Cartão postal histórico , 1900-1901, via The New York Times
Pensadores contemporâneos acreditam que Vincent não estava se comportando fora do comum durante seus últimos dias. Em 1882, Van Gogh já havia explorado o tema das raízes das árvores, e ofereceu uma análise marcante em uma carta para seu irmão :
Enraizando-se freneticamente e fervorosamente, por assim dizer, na terra, e ainda sendo meio rasgado pela tempestade. Eu queria expressar algo da luta da vida.

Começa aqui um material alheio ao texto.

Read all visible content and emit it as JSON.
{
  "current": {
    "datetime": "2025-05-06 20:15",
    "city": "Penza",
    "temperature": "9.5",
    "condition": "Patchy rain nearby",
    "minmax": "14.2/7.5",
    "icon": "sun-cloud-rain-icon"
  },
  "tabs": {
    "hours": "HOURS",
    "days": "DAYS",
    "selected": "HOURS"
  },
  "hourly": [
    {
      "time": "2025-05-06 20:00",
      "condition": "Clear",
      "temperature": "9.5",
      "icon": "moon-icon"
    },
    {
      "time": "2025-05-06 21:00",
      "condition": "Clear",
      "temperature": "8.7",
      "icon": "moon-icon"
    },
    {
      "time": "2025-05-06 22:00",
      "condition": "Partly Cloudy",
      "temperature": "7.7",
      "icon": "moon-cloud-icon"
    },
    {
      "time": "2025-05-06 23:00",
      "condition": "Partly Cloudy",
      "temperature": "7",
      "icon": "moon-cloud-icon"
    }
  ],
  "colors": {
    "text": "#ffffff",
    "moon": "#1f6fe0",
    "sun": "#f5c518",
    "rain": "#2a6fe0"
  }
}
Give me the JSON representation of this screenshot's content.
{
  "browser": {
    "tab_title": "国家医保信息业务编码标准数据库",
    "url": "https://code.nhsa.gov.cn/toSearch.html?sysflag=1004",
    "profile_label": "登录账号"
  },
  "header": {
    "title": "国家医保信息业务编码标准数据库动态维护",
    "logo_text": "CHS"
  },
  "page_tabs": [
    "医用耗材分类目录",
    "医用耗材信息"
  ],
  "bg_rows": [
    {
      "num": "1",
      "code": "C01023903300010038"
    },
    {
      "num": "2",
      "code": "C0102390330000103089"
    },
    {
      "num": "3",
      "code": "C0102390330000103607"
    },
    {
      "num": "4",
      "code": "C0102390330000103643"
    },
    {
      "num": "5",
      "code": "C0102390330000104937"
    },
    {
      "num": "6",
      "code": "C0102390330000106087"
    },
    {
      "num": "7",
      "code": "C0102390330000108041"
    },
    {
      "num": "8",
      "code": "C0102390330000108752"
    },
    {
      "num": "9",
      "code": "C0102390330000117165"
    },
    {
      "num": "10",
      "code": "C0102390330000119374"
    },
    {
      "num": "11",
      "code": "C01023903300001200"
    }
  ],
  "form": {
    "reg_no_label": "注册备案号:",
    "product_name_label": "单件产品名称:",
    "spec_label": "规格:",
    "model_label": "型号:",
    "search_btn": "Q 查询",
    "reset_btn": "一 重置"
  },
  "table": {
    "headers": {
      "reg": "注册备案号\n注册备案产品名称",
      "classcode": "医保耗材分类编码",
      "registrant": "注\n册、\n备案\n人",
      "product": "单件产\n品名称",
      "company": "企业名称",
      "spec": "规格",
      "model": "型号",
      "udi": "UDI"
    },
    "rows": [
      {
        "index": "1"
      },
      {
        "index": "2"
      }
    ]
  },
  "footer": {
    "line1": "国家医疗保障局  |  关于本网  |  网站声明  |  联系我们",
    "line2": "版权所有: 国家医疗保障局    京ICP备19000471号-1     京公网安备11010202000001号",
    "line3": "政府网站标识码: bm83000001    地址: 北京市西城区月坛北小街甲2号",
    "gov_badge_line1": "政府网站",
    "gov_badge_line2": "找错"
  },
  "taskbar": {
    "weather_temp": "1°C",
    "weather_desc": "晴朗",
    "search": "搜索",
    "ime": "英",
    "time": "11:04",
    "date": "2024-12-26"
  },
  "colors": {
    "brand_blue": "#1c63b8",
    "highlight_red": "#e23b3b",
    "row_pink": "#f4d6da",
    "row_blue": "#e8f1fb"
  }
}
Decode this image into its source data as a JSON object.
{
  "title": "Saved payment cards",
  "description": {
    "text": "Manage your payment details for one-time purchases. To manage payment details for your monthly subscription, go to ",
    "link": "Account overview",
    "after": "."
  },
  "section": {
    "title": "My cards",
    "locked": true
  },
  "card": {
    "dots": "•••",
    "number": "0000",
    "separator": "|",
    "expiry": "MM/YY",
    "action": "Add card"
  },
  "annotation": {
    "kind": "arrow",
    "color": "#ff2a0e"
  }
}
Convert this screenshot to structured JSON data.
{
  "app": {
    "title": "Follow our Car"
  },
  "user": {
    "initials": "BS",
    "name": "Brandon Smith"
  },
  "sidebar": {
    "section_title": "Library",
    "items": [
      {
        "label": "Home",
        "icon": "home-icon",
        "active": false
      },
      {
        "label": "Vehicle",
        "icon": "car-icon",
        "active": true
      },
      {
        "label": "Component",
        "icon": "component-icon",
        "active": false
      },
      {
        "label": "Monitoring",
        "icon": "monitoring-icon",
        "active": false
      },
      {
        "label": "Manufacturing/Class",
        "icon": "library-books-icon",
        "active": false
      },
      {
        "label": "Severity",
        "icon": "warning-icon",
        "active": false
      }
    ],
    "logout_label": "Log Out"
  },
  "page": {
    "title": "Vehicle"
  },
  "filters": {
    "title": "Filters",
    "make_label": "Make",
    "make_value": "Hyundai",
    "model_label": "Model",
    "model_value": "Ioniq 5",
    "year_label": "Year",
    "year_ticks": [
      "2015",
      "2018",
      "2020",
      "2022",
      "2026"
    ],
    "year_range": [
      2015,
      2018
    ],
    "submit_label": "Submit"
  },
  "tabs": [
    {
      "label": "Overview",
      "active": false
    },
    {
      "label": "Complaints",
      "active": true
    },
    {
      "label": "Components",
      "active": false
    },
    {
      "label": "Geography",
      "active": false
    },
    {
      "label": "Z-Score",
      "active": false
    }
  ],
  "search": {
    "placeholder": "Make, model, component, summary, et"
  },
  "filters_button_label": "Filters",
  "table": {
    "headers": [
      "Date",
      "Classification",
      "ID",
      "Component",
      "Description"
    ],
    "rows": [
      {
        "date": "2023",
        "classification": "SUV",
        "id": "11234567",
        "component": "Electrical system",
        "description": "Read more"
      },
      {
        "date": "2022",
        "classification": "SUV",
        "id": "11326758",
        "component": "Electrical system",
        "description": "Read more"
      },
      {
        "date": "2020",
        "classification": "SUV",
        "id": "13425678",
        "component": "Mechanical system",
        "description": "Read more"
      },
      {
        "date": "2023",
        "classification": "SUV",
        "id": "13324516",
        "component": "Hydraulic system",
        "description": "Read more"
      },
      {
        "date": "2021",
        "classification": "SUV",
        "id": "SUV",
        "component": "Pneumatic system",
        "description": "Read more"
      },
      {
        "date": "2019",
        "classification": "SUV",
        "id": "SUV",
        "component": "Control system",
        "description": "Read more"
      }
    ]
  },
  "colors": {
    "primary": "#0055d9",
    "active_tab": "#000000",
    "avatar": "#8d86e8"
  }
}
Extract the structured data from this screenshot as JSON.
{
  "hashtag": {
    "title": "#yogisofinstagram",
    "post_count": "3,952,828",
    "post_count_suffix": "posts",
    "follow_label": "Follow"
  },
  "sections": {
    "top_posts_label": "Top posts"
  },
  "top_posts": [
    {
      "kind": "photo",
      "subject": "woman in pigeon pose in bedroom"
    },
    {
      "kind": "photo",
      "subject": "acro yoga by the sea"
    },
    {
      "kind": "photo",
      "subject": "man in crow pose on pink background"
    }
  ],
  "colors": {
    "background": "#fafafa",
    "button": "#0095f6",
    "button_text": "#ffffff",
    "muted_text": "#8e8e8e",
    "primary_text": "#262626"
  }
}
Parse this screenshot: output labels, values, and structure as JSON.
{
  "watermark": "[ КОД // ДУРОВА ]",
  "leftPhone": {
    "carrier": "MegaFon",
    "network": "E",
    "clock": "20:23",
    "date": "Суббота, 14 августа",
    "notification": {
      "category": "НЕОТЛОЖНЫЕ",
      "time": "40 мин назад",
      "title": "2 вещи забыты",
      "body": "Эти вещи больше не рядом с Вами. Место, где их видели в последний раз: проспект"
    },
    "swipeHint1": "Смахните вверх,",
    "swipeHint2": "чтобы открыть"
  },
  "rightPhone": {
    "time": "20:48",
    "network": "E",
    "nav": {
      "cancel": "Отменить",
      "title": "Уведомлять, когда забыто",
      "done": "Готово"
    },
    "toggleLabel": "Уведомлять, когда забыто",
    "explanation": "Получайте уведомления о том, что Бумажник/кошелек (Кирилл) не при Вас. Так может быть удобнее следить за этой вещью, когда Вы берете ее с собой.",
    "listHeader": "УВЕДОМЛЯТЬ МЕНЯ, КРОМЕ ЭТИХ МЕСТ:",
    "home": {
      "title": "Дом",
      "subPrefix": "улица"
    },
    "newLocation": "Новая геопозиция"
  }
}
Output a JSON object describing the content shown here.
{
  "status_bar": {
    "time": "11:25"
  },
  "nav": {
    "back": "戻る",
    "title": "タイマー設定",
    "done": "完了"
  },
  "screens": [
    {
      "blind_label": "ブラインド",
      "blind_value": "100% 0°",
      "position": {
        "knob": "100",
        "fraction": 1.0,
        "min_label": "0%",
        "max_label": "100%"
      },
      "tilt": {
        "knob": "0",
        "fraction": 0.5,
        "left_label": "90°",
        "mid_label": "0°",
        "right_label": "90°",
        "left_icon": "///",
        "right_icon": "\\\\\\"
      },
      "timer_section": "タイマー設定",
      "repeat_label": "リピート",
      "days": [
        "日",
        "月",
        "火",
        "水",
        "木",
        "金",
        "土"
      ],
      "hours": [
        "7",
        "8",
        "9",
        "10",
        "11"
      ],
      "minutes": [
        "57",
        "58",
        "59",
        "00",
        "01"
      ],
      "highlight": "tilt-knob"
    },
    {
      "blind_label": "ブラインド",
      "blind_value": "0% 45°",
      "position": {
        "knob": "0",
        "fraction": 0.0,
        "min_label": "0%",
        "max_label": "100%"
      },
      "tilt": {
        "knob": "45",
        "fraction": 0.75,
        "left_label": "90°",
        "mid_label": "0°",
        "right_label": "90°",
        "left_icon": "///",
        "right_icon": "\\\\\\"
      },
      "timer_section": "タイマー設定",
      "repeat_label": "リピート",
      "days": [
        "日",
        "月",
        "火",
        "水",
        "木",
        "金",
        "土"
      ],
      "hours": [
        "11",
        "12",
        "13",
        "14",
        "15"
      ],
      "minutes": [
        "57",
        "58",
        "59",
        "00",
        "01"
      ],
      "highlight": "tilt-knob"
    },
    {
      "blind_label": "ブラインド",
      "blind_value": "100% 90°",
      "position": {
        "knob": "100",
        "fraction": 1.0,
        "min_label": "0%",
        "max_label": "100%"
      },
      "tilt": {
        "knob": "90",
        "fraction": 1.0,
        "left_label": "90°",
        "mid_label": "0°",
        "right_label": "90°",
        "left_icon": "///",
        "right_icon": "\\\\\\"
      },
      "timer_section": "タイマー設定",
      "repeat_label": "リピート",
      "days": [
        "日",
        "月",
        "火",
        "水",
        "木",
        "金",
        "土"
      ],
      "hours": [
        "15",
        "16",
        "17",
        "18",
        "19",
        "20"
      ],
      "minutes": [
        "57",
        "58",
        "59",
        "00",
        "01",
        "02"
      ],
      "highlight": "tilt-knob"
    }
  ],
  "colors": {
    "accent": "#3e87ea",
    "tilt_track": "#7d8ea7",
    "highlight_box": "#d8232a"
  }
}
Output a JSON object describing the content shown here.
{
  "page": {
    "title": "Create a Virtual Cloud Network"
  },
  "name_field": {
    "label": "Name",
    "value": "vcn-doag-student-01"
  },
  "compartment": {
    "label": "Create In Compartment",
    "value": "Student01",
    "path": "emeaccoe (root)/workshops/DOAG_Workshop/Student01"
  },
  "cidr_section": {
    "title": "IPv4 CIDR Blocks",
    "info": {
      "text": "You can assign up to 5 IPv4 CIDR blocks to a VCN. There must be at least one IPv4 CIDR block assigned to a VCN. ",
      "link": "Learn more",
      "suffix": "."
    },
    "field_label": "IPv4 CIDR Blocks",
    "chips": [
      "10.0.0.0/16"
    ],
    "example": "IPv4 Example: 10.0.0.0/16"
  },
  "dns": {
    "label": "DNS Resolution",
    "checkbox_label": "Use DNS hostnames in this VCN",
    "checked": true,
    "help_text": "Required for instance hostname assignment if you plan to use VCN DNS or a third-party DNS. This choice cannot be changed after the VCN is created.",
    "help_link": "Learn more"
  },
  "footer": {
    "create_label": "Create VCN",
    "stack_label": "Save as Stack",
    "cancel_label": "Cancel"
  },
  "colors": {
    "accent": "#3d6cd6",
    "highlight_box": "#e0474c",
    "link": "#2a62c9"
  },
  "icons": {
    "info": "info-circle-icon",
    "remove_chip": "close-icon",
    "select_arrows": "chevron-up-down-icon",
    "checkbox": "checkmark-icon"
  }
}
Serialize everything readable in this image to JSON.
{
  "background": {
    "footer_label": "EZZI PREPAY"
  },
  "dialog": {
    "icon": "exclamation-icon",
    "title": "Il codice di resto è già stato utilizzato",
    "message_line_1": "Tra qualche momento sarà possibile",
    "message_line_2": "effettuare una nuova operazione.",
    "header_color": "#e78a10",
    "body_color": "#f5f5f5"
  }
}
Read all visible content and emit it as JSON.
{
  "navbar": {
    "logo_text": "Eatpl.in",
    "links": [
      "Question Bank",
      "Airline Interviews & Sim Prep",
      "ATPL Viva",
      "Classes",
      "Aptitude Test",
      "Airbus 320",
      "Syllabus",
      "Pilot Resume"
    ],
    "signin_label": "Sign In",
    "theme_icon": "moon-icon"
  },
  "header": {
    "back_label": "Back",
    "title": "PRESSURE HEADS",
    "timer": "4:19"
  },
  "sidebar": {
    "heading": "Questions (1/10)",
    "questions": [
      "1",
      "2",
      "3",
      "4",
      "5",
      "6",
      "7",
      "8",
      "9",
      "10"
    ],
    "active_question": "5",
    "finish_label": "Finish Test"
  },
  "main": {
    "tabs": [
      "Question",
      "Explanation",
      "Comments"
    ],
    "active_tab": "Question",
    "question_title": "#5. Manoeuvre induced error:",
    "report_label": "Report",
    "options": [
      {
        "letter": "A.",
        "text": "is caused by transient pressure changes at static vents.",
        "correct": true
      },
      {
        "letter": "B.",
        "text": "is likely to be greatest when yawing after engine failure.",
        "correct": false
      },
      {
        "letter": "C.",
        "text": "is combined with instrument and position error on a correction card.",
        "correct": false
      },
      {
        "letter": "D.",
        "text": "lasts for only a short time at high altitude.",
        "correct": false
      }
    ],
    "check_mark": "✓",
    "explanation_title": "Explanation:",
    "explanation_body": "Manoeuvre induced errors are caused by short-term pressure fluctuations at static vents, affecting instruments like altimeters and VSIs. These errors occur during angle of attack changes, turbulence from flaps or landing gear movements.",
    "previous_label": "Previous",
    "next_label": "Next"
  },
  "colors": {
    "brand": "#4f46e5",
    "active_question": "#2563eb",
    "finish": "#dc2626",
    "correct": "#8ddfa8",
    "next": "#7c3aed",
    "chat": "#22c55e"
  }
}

Raízes de árvores em terreno arenoso de Vincent van Gogh , 1882, via Museu Kröller-Müller, Otterlo
O fato de ele ter passado seu último dia dando vida nova a um assunto antigo pode não ser uma coincidência. Vincent costumava vagar pelas ruas e campos, procurando uma vista que falasse com ele. Em meio ao rico ambiente natural, ele escolheu sentar e pintar raízes de árvores no estilo pós-impressionismo. Mesmo em sua obra de 1882, terminada um ano antes de sua mudança definitiva para Paris, Van Gogh já incorporava valores centrais de Pós-impressionismo . Para ele, as raízes das árvores não refletiam apenas a natureza do objeto, mas a natureza humana e sua própria natureza, em todo o seu caos e obstinação.
Por que amamos Vincent van Gogh

Autorretrato de Vincent van Gogh , 1887, via Museu Van Gogh, Amsterdã
A vida de Vincent van Gogh começou e terminou com o artista cercado pela natureza. Enquanto ele abandonou brevemente o campo para refinar seu ofício, ele rapidamente se viu entre agricultores, campos de trigo e árvores mais uma vez. A natureza era sua verdadeira casa. Foi onde ele se encontrou em todos os tons e cores. Em seus últimos meses, Van Gogh se sentiu um homem quebrado. Ele não acreditava que felicidade e estabilidade estivessem nas cartas para ele. Apesar do fato de que ele pintou com a mesma paixão que ele teve toda a sua vida, sua arte ainda não conseguiu salvá-lo.
Hoje, Vincent van Gogh pode nos comover tão profundamente por causa de quão perto podemos chegar dele. Podemos entendê-lo melhor através de sua grande coleção de cartas onde vemos um homem vulnerável falar sobre sua arte, livros, projetos emocionantes e suas feridas profundas. Também o vemos em suas pinturas, onde um artista expressivo combina cores e formas para criar as obras mais vibrantes do pós-impressionismo. Também podemos encontrá-lo na natureza, no mesmo lugar onde ele acreditava que cada pessoa poderia se encontrar.